Georgetown (17-1-3) – The Hoyas advanced to the national championship contest in 2012 and to the Elite Eight in 2014 but for the most part they have underachieved in NCAA Tournament play. In 2015 the number three seeded Hoyas fell in the Sweet Sixteen. In 2017 the number fourteen seeded Hoyas lost in the second round to SMU in overtime. In 2018 the thirteenth seeded Hoyas were upset by Michigan State in the third round.
The number three seeded 2019 squad may be different due to four factors. First, the Hoyas are playing their best soccer of the year on both sides of the ball as reflected in their 5-0 win over Pitt and 5-1 win over a Louisville team that they lost to 1-0 in regular season play. Second, this is a very deep team with a lot of guys like sophomore forward Zach Riviere and midfielders Paul Rothrock, Jack Beer and Dante Polvara among others who are capable of making big plays. Third, this team does a very good job of creating and finishing scoring opportunities. Fourth, they have been very effective at matching the physicality of their opponents while continuing to play with the patience and composure they need to settle into a rhythm.
Washington (17-3-0) – The Huskies have recorded seventeen wins this year for the first time since 1983 and have advanced to the Elite Eight for the second time in the history of the program with the first coming back in 2013. Washington has had trouble in the past finding a balance between big play ability on the offensive side of the ball and solid play on the defensive side of the ball but not this year.
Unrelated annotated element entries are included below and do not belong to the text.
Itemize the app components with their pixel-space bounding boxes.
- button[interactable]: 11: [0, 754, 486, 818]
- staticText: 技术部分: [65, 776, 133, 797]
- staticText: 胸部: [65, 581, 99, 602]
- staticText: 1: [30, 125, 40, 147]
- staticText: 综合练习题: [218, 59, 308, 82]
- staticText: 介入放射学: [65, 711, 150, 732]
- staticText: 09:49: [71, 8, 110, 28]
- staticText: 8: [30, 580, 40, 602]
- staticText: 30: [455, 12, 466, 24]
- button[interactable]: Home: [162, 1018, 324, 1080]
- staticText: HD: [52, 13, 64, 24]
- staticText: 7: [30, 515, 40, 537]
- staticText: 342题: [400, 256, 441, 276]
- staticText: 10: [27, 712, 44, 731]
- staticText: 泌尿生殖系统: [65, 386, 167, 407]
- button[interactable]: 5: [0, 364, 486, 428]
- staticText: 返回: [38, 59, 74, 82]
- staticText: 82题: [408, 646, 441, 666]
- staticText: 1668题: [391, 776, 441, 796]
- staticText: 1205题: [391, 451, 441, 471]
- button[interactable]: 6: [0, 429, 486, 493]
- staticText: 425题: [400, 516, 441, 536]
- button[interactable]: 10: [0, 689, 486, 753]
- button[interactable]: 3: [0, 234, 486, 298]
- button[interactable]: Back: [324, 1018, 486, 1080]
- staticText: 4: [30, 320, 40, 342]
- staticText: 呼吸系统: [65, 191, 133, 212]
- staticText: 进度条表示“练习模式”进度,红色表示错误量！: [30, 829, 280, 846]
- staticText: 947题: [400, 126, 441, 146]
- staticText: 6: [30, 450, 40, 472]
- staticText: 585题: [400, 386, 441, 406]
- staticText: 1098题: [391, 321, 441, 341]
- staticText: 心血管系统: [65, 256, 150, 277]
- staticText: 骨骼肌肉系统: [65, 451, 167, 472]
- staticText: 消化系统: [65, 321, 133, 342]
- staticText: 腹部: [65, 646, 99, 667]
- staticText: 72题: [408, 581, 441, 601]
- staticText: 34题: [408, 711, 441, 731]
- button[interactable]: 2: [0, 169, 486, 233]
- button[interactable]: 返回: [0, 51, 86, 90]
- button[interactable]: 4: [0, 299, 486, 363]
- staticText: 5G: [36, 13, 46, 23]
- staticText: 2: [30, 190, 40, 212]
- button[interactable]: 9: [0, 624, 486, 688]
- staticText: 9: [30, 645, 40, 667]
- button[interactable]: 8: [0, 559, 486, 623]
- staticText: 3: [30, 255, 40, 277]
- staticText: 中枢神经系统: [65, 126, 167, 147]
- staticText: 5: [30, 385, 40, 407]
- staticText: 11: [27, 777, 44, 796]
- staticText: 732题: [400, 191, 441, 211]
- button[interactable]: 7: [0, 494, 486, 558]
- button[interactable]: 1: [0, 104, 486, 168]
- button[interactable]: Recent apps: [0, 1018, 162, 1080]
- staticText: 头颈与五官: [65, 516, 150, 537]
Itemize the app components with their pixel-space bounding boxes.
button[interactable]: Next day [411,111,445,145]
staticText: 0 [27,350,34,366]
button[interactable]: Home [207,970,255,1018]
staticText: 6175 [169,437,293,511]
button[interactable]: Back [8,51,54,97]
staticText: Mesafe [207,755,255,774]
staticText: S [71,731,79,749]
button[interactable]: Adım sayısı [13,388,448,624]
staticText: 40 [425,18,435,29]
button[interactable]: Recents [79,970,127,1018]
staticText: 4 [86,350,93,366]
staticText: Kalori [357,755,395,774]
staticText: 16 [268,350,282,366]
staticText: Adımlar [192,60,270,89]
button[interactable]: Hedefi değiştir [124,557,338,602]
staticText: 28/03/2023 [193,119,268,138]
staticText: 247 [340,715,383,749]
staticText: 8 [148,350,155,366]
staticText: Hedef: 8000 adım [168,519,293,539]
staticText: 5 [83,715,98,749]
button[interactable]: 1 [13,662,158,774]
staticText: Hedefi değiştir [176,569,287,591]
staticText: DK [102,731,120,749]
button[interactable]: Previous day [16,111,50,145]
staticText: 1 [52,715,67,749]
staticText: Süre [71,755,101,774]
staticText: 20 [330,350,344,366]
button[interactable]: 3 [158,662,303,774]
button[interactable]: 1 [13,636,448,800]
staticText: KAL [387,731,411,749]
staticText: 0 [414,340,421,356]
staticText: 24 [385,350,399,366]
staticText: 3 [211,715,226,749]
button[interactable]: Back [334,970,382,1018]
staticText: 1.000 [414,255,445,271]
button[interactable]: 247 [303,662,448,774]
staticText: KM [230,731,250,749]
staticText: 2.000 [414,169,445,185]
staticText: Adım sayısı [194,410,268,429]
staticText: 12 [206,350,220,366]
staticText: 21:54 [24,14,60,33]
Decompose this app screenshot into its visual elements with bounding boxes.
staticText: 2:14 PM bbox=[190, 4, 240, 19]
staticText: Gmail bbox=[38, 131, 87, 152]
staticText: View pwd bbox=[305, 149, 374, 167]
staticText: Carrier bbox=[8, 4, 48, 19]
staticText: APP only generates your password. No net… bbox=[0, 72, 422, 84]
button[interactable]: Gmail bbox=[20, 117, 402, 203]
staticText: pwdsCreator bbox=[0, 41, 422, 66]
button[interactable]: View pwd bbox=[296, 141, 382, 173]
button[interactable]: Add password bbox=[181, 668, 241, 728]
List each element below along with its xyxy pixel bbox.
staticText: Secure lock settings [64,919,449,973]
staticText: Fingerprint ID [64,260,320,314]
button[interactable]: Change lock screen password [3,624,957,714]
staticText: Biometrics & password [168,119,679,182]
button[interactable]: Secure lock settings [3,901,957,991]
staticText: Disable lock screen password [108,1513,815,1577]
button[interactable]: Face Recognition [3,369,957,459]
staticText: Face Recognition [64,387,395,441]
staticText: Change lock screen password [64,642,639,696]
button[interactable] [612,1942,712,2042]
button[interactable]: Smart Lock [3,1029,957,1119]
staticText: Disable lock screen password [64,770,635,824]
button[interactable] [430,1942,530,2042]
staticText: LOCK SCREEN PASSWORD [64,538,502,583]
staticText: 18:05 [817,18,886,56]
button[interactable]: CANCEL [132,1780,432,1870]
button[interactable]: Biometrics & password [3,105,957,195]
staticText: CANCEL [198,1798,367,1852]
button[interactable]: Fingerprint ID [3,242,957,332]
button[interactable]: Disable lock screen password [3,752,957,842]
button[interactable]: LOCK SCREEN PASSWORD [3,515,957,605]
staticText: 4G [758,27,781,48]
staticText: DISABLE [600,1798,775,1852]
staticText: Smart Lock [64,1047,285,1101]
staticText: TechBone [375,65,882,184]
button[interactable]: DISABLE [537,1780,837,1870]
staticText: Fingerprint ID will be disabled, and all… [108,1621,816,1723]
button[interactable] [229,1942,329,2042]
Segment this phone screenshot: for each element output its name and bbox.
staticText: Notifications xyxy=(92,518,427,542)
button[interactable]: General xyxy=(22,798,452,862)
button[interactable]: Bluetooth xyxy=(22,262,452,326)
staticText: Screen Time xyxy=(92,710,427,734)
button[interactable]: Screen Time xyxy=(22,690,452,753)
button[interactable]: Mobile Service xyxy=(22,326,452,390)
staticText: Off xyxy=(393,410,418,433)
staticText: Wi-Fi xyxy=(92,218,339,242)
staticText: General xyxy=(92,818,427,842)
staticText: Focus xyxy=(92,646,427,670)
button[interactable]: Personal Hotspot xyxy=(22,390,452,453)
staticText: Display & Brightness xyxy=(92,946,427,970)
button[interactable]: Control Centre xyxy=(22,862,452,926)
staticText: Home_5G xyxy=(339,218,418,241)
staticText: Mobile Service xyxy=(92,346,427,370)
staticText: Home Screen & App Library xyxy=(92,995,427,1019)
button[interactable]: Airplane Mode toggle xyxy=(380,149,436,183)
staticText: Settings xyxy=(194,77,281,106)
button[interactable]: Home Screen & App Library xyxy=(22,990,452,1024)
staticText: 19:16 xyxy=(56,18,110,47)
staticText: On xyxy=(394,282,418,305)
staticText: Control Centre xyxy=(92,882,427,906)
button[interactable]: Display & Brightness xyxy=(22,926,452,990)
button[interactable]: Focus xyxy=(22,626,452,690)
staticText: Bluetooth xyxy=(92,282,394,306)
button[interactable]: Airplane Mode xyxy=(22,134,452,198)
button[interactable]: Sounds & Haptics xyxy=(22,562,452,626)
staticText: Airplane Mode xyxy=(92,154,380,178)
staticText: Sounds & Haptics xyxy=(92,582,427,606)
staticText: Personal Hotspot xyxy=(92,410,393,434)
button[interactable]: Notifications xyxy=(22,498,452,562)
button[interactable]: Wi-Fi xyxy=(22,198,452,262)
Their attack led by midfielders Blake Bodily (12g, 6a) Lucas Meek (6g, 7a), Jaret Townsend (6g, 1a) and Dylan Teves (1g, 8a) has produced a total of forty-four goals while a solid defense anchored by backs Ethan Bartlow, Kasey French, Freddy Kleeman and Charlie Ostrem and most recently by freshman goalkeeper Sam Fowler but also at times by redshirt junior Bryce Logan has allowed a total of only twelve.
Washington matches up well with Georgetown so their Elite Eight match with the Hoyas is going to come down to which team is able to get into a rhythm on the offensive side of the ball. Neither team wants to have to fall behind and chase the game.
Stanford (14-2-4) – The Cardinal have advanced to the Elite Eight five years in a row. During that time several of their key wins along the way have been on the road so the fact that they are traveling to face number two seed Clemson is not as big a hurdle as one might think.
Ironically, Stanford’s lone loss in the Elite Eight over the past four years was a contest at home last year in which they were defeated by Akron 3-2. In that contest Stanford uncharacteristically allowed Akron to jump out to a 2-0 lead at halftime. Although Stanford’s play on the defensive side of the ball is their calling card, the Cardinal struggle when they don’t take the game to their opponent.
Stanford can’t allow Clemson to settle into a rhythm and they can’t afford to take their foot off the gas if they hope to leave Historic Riggs Field with a win.
Clemson – Clemson’s two losses this year were to number four seed Wake Forest 3-2 in overtime and number one seed Virginia 3-1 in the championship match of the ACC Tournament. In both of those games Clemson had a 1-0 advantage at halftime but were unable to hold onto it.
This is a very good Clemson team but in order to advance past Stanford in the Elite Eight they will have to put together two complete halves of play including the first and last five minutes of each half. Stanford is as good as any team in the country in prevailing in close contests and will have an edge if the contest should require a penalty kick shootout to determine who advances.
Number two seeded Clemson will need to play with a sense of urgency while maintaining the composure and confidence that helped them advance past Charlotte and Providence in overtime to reach the Elite Eight.